Saquon Barkley seems like the forgotten running back of the NFL. He rushed for over 1,300 yards as a rookie and finished as RB3 overall in PPR formats. He finished that season with 361.6 fantasy points per game and averaged 24.1 points per game in PPR formats. The following season he would suffer a high ankle sprain but was still able to eclipse 1,000 yards and finish as a low-end RB1. The last three games of that year showed off his generational talent. Christian McCaffrey was on his way to putting up historical fantasy numbers, but a healthy Barkley outscored him in all three of those games. Albeit by a slim margin, it does show Barkley’s talent when healthy. Unfortunately, his injury trend popped up again in 2020, with him tearing his ACL in week two and missing the entire season. He returned in 2021 but struggled to return to form on the field missing another four games with an ankle injury. He would finish as RB32 in PPR formats and be unstartable down the season's stretch. The biggest question this offseason is whether to take the risk and draft Barkley or not? He is currently being drafted in the third round as RB14, according to Footballguys ADP.
Based on his current ADP and value in redraft leagues, you should be targeting him as your RB2. When healthy, few running backs are better. He will be a key piece to many fantasy championships this year.
- He’s a generational talent who’s finally healthy
- The New York Giants improved their offensive scheme and line
- He will finish higher than his current ADP
He’s a Generational Talent Who’s Finally Healthy
In college, Barkley rushed for 3,843 rushing yards and scored 43 touchdowns on 671 carries. He also caught 102 passes for 1,195 yards and eight touchdowns and added 18 kickoff returns for 500 yards and two touchdowns. He was an exceptional talent, and as a prospect, scouts fell in love with his positional versatility. Barkley could run inside and out with tremendous speed, lateral agility, and acceleration. He was also used all over the field at Penn State, including as a receiver. They lined him in the slot and took advantage of the mismatches. He also was Top 5 in the country in breakaway percentages and showed the ability to be a big play-threat all over the field. When trying to project players coming off injuries, the first criterion has to be their athletic profile. Generational athletes bounce back quicker than other players, and he fits that criteria. One way to compare athletic profiles is by using their relative athletic scores (RAS, for short). RAS is a way of measuring a player’s athletic testing to their size as well as historically. Each prospect is given a score from 0 to 10 based on how their RAS matches up to those of the same position throughout history. A perfect 10 is the top of the group and the best athlete to work out at that position, while a 0 would be the worst. Here is how Barkley and Adrian Peterson compare.
Based on their respective RAS scores, Barkley tested as the better athlete coming out of college. This is important to note, considering Peterson also tore his ACL in his career. Peterson tore it at the end of his fifth season, winning the MVP the following season. He rushed for 2,097 yards and twelve touchdowns in 2012. He would follow that up with another 1,000-yard season in 2013. Peterson is the standard when looking at running backs after ACL injuries and their recovery.
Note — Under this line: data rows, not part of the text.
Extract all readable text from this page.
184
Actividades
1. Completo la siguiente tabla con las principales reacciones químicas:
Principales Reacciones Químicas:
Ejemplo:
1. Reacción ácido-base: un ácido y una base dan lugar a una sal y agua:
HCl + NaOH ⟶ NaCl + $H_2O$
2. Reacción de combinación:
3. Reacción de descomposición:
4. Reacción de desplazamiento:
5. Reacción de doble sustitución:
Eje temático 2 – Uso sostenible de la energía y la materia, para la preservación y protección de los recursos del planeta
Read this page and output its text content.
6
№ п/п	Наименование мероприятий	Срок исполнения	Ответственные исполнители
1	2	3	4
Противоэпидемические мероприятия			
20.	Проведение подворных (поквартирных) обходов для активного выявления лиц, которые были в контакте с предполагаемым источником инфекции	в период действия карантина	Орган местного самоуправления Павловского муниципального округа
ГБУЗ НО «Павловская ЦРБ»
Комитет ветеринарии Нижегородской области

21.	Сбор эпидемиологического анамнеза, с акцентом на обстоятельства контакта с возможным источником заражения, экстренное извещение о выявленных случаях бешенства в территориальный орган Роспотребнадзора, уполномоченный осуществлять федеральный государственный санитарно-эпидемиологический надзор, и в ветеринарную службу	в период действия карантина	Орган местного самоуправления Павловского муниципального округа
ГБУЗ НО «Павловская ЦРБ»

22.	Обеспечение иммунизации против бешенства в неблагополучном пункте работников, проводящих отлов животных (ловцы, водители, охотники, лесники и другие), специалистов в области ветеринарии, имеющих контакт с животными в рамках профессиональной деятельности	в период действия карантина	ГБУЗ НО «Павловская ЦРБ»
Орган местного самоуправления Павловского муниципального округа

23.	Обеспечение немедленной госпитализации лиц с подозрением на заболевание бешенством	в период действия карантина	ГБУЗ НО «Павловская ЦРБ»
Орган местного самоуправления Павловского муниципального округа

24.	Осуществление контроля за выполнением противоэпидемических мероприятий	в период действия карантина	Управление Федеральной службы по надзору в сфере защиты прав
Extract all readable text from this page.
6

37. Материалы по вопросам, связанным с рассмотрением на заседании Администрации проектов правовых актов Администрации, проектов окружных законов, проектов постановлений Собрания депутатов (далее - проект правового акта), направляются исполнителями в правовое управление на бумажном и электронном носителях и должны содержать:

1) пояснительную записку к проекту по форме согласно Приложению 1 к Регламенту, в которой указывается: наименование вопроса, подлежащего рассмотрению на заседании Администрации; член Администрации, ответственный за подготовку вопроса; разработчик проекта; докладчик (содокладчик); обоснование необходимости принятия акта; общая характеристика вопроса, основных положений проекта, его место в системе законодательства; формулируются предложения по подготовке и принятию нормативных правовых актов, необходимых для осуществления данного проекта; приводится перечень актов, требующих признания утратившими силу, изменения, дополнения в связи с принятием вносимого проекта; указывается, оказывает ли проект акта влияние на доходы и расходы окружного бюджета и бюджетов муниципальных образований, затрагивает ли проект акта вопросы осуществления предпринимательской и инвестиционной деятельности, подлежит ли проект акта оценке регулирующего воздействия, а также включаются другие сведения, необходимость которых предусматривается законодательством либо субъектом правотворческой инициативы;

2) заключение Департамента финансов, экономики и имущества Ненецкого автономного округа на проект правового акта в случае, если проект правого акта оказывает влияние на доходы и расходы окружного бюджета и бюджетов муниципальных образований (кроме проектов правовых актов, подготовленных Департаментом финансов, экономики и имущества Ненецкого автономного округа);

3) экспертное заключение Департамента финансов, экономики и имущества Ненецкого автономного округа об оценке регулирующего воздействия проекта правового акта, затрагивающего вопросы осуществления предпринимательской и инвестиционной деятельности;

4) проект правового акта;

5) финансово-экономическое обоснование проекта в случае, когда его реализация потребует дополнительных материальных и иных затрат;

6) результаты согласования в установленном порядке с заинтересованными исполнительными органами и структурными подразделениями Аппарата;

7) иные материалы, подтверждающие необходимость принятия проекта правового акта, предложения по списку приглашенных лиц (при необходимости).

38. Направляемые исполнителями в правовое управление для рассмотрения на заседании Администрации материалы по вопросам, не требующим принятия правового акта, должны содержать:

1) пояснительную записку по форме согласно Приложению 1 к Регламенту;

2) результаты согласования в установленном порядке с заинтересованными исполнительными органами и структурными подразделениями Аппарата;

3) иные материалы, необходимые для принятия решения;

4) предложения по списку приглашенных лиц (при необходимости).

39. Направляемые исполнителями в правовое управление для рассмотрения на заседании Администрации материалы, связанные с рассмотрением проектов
In contrast, Barkley had a tough year in 2021 due to a poor offensive scheme and poor quarterback play. He’s just as good, if not a better, athlete than Adrian Peterson. That should make fantasy managers more excited about his return to form. He's coming into 2022 healthy.
Before we dive into his health, we should understand that there is no such thing as injury prone. Zach Binney from Football Outsiders breaks down the notion here, but essentially, according to the numbers, every player has at least a 50/50 chance of playing every game in a season. No analytical research will say that Barkley is injury-prone; he’s just suffered injuries throughout his career. Many could say freak injuries. Fading him based on injury concerns is a flawed process for a manager. Three other running backs have torn their ACL and have had a RAS score of over 9.0. Those three running backs are Edgerrin James, Adrian Peterson, and Ronnie Brown. Adrian Peterson and Edgerrin James bounced back from their injury and had very productive seasons following the injury. Peterson had a 2,000-yard season the first year back and another 1,200-yard season the second year removed from the injury. Edgerrin James would go on to have four 1,000-yard seasons after his second year removed from his ACL tear. Ronnie Brown is the only player to struggle after his ACL tear, but that can be attributed to his schemes and split role in the Miami backfield with Ricky Williams. While three players is a small sample size, the reality is players with their type of athleticism are exceedingly rare. When looking at Barkley’s outlook for 2022, there will be no split role, and history tells us running backs with his RAS score bounce back after the second year removed from an ACL injury. There is a risk that he is a boom or bust play, but his generational athleticism should have you betting on more boom than bust.